I doubt that many students will truly "celebrate" Columbus Day; most probably won't think twice about the seafaring explorer on Monday. Yet, this holiday does confer hero status on Christopher Columbus, and it reflects the values and historical consciousness of our society.
Most Americans probably don't know much more about Columbus than the romanticized account of him they learn in grade school--that in 1492, he sailed out courageously from Spain, bound for India, but ended up discovering the New World. Every October, his holiday is supposed to commemorate a high point in Western history.
Well, it's time to shatter that idealized myth. When Columbus arrived on Cuba, Hispaniola and other islands in the Caribbean he instituted shockingly cruel and genocidal policies which rapidly decimated the populations of indigenous Arawak Indians. He was also a slave trader, and his own words condemn him. Furthermore, the claim that he "discovered" the New World is dubious--he accidentally came into contact with a culture that had existed for hundreds if not thousands of years.
One of Columbus' first observations of the Arawak men and women who greeted him peacefully in the Caribbean was that "[t]hey would make fine servants....With fifty men we could subjugate them all and make them do whatever we want." He also believed that the Indians would be able to provide him with the immense quantities of gold he was seeking. When he returned to Spain, he promised the Spanish royals that he would return from his next vogage with "as much gold as they need...and as many slaves as they ask."
Although Columbus made good on his word to send back many slaves, most of the Arawaks perished on the transatlantic journey or soon after their arrival in Spain. So he threw his energy into collecting gold. In Haiti, he ordered that all Indians over age 14 surrender a quota of gold every three months. The quota was unattainable--gold did not exist in the quantities that Columbus imagined. Nevertheless, Indians who did not meet the quota had their hands cut off and bled to death.
When Arawaks began to resist in large numbers, the Spanish easily defeated them with their superior weaponry. Prisoners were hanged or burned to death. The rest of the Indians were rounded up for use as slave labor, some on estates and some in mines. They were worked so mercilessly that one-third died from exhaustion within eight months. In desperation, many Arawaks began to commit suicide, and some mothers even killed their own children in desperation. Those who ran away were hunted down and killed.
Much of the information on Columbus' brutality was recorded by Bartoleme de las Cases, a Spanish priest who witnessed the conquest firsthand. He wrote that the Spanish "thought nothing of knifing Indians by tens and twenties and of cutting slices off them to test the sharpness of their blades." He recorded a story of two Spaniards who met two Arawak boys carrying parrots; the parrots were seized and the boys were beheaded "for fun." He also wrote: "[O]ur work was to exasperate, ravaage, kill, mangle and destroy...[Columbus] was so anxious to please the King that he committed irreparable crimes against the Indians...."

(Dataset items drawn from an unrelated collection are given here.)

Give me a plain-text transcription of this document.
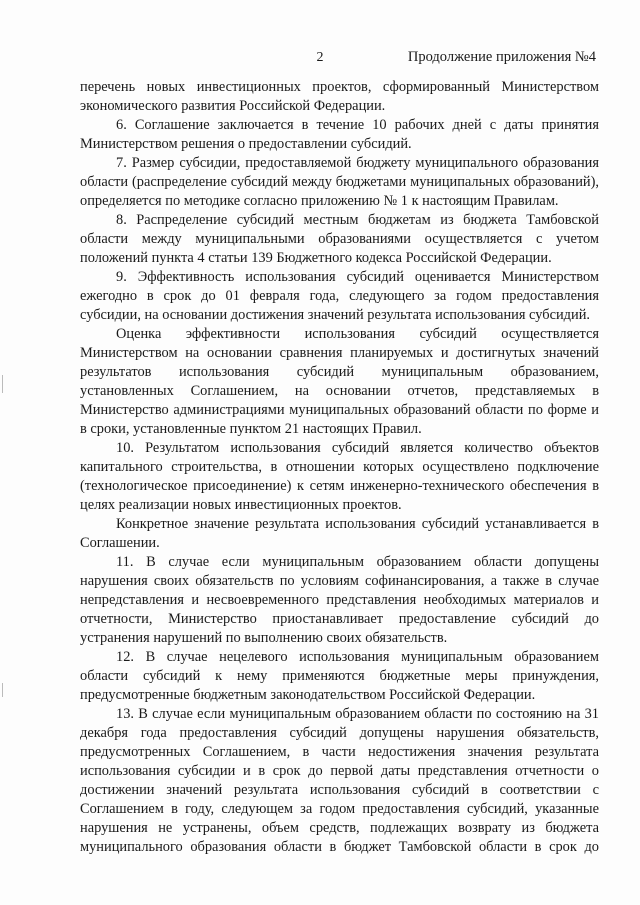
2	Продолжение приложения №4

перечень новых инвестиционных проектов, сформированный Министерством экономического развития Российской Федерации.

6. Соглашение заключается в течение 10 рабочих дней с даты принятия Министерством решения о предоставлении субсидий.

7. Размер субсидии, предоставляемой бюджету муниципального образования области (распределение субсидий между бюджетами муниципальных образований), определяется по методике согласно приложению № 1 к настоящим Правилам.

8. Распределение субсидий местным бюджетам из бюджета Тамбовской области между муниципальными образованиями осуществляется с учетом положений пункта 4 статьи 139 Бюджетного кодекса Российской Федерации.

9. Эффективность использования субсидий оценивается Министерством ежегодно в срок до 01 февраля года, следующего за годом предоставления субсидии, на основании достижения значений результата использования субсидий.

Оценка эффективности использования субсидий осуществляется Министерством на основании сравнения планируемых и достигнутых значений результатов использования субсидий муниципальным образованием, установленных Соглашением, на основании отчетов, представляемых в Министерство администрациями муниципальных образований области по форме и в сроки, установленные пунктом 21 настоящих Правил.

10. Результатом использования субсидий является количество объектов капитального строительства, в отношении которых осуществлено подключение (технологическое присоединение) к сетям инженерно-технического обеспечения в целях реализации новых инвестиционных проектов.

Конкретное значение результата использования субсидий устанавливается в Соглашении.

11. В случае если муниципальным образованием области допущены нарушения своих обязательств по условиям софинансирования, а также в случае непредставления и несвоевременного представления необходимых материалов и отчетности, Министерство приостанавливает предоставление субсидий до устранения нарушений по выполнению своих обязательств.

12. В случае нецелевого использования муниципальным образованием области субсидий к нему применяются бюджетные меры принуждения, предусмотренные бюджетным законодательством Российской Федерации.

13. В случае если муниципальным образованием области по состоянию на 31 декабря года предоставления субсидий допущены нарушения обязательств, предусмотренных Соглашением, в части недостижения значения результата использования субсидии и в срок до первой даты представления отчетности о достижении значений результата использования субсидий в соответствии с Соглашением в году, следующем за годом предоставления субсидий, указанные нарушения не устранены, объем средств, подлежащих возврату из бюджета муниципального образования области в бюджет Тамбовской области в срок до
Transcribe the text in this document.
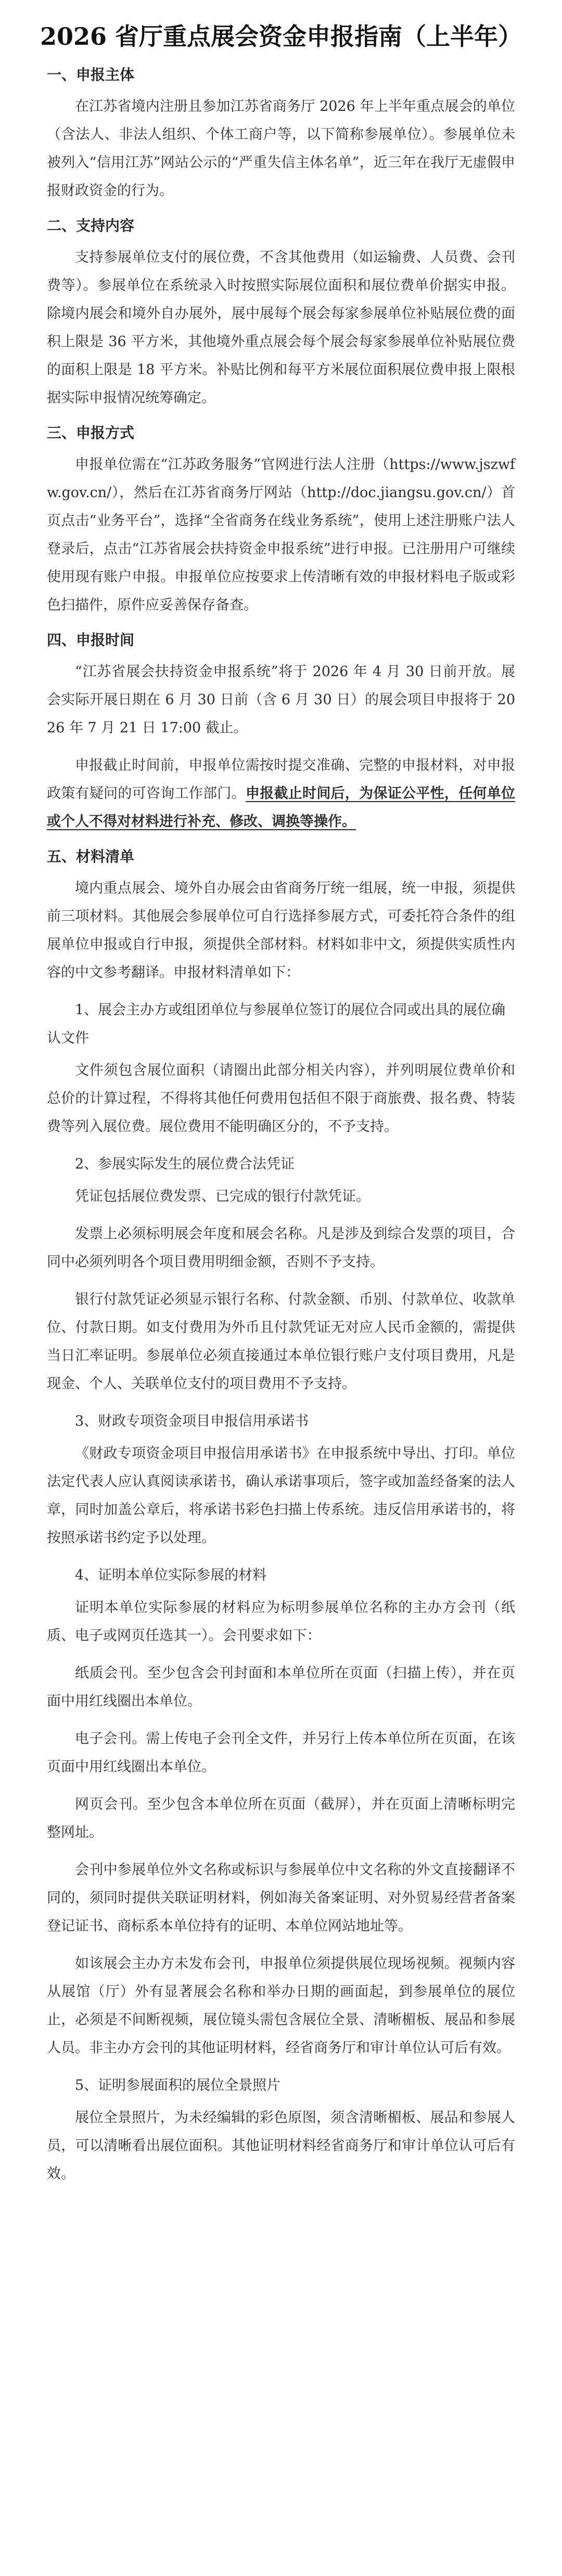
2026 省厅重点展会资金申报指南（上半年）
一、申报主体

在江苏省境内注册且参加江苏省商务厅 2026 年上半年重点展会的单位（含法人、非法人组织、个体工商户等，以下简称参展单位）。参展单位未被列入“信用江苏”网站公示的“严重失信主体名单”，近三年在我厅无虚假申报财政资金的行为。

二、支持内容

支持参展单位支付的展位费，不含其他费用（如运输费、人员费、会刊费等）。参展单位在系统录入时按照实际展位面积和展位费单价据实申报。除境内展会和境外自办展外，展中展每个展会每家参展单位补贴展位费的面积上限是 36 平方米，其他境外重点展会每个展会每家参展单位补贴展位费的面积上限是 18 平方米。补贴比例和每平方米展位面积展位费申报上限根据实际申报情况统筹确定。

三、申报方式

申报单位需在“江苏政务服务”官网进行法人注册（https://www.jszwfw.gov.cn/），然后在江苏省商务厅网站（http://doc.jiangsu.gov.cn/）首页点击“业务平台”，选择“全省商务在线业务系统”，使用上述注册账户法人登录后，点击“江苏省展会扶持资金申报系统”进行申报。已注册用户可继续使用现有账户申报。申报单位应按要求上传清晰有效的申报材料电子版或彩色扫描件，原件应妥善保存备查。

四、申报时间

“江苏省展会扶持资金申报系统”将于 2026 年 4 月 30 日前开放。展会实际开展日期在 6 月 30 日前（含 6 月 30 日）的展会项目申报将于 2026 年 7 月 21 日 17:00 截止。

申报截止时间前，申报单位需按时提交准确、完整的申报材料，对申报政策有疑问的可咨询工作部门。申报截止时间后，为保证公平性，任何单位或个人不得对材料进行补充、修改、调换等操作。

五、材料清单

境内重点展会、境外自办展会由省商务厅统一组展，统一申报，须提供前三项材料。其他展会参展单位可自行选择参展方式，可委托符合条件的组展单位申报或自行申报，须提供全部材料。材料如非中文，须提供实质性内容的中文参考翻译。申报材料清单如下：

1、展会主办方或组团单位与参展单位签订的展位合同或出具的展位确认文件

文件须包含展位面积（请圈出此部分相关内容），并列明展位费单价和总价的计算过程，不得将其他任何费用包括但不限于商旅费、报名费、特装费等列入展位费。展位费用不能明确区分的，不予支持。

2、参展实际发生的展位费合法凭证

凭证包括展位费发票、已完成的银行付款凭证。

发票上必须标明展会年度和展会名称。凡是涉及到综合发票的项目，合同中必须列明各个项目费用明细金额，否则不予支持。

银行付款凭证必须显示银行名称、付款金额、币别、付款单位、收款单位、付款日期。如支付费用为外币且付款凭证无对应人民币金额的，需提供当日汇率证明。参展单位必须直接通过本单位银行账户支付项目费用，凡是现金、个人、关联单位支付的项目费用不予支持。

3、财政专项资金项目申报信用承诺书

《财政专项资金项目申报信用承诺书》在申报系统中导出、打印。单位法定代表人应认真阅读承诺书，确认承诺事项后，签字或加盖经备案的法人章，同时加盖公章后，将承诺书彩色扫描上传系统。违反信用承诺书的，将按照承诺书约定予以处理。

4、证明本单位实际参展的材料

证明本单位实际参展的材料应为标明参展单位名称的主办方会刊（纸质、电子或网页任选其一）。会刊要求如下：

纸质会刊。至少包含会刊封面和本单位所在页面（扫描上传），并在页面中用红线圈出本单位。

电子会刊。需上传电子会刊全文件，并另行上传本单位所在页面，在该页面中用红线圈出本单位。

网页会刊。至少包含本单位所在页面（截屏），并在页面上清晰标明完整网址。

会刊中参展单位外文名称或标识与参展单位中文名称的外文直接翻译不同的，须同时提供关联证明材料，例如海关备案证明、对外贸易经营者备案登记证书、商标系本单位持有的证明、本单位网站地址等。

如该展会主办方未发布会刊，申报单位须提供展位现场视频。视频内容从展馆（厅）外有显著展会名称和举办日期的画面起，到参展单位的展位止，必须是不间断视频，展位镜头需包含展位全景、清晰楣板、展品和参展人员。非主办方会刊的其他证明材料，经省商务厅和审计单位认可后有效。

5、证明参展面积的展位全景照片

展位全景照片，为未经编辑的彩色原图，须含清晰楣板、展品和参展人员，可以清晰看出展位面积。其他证明材料经省商务厅和审计单位认可后有效。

By 1515, on Hispaniola alone, war and slavery had killed 200,000 Arawaks, or 80 percent of the original population, by conservative estimates. Eventually, all of the natives were wiped out. Harvard historian Samuel Eliot Morison has written that the "cruel policy initiated by Columbus and pursued by his successors resulted in complete genocide."
Every time we observe Columbus Day, we pay homage to this genocidal madman. Fortunately, his bloody, forgotten legacy has begun to surface lately. In 1992, protests drastically muted the celebrations of the 500 year anniversary of his arrival in the Caribbean. Such protests are often jeered as "political correctness." But the historical record flatly contradicts this knee-jerk response. Certainly Columbus is not a hero because of his genocidal policies. And when you understand the extent of his barbarism, it is hard to view him as a hero in spite of his crimes. Such a flippant trivialization of mass murder would legitimize celebrating Hitler and Stalin as well.
Columbus Day may not be erased from our calenders anytime soon. But perhaps we should reflect on some of his forgotten victims this Monday. A good source for more information is A People's History of the United States, written by Howard Zinn, which provided the basis for this synopsis of Columbus' cruelty. Las Casas' History of the Indies provides a primary account. If we are to be educated citizens, we cannot passively accept the whitewashed myths of our society.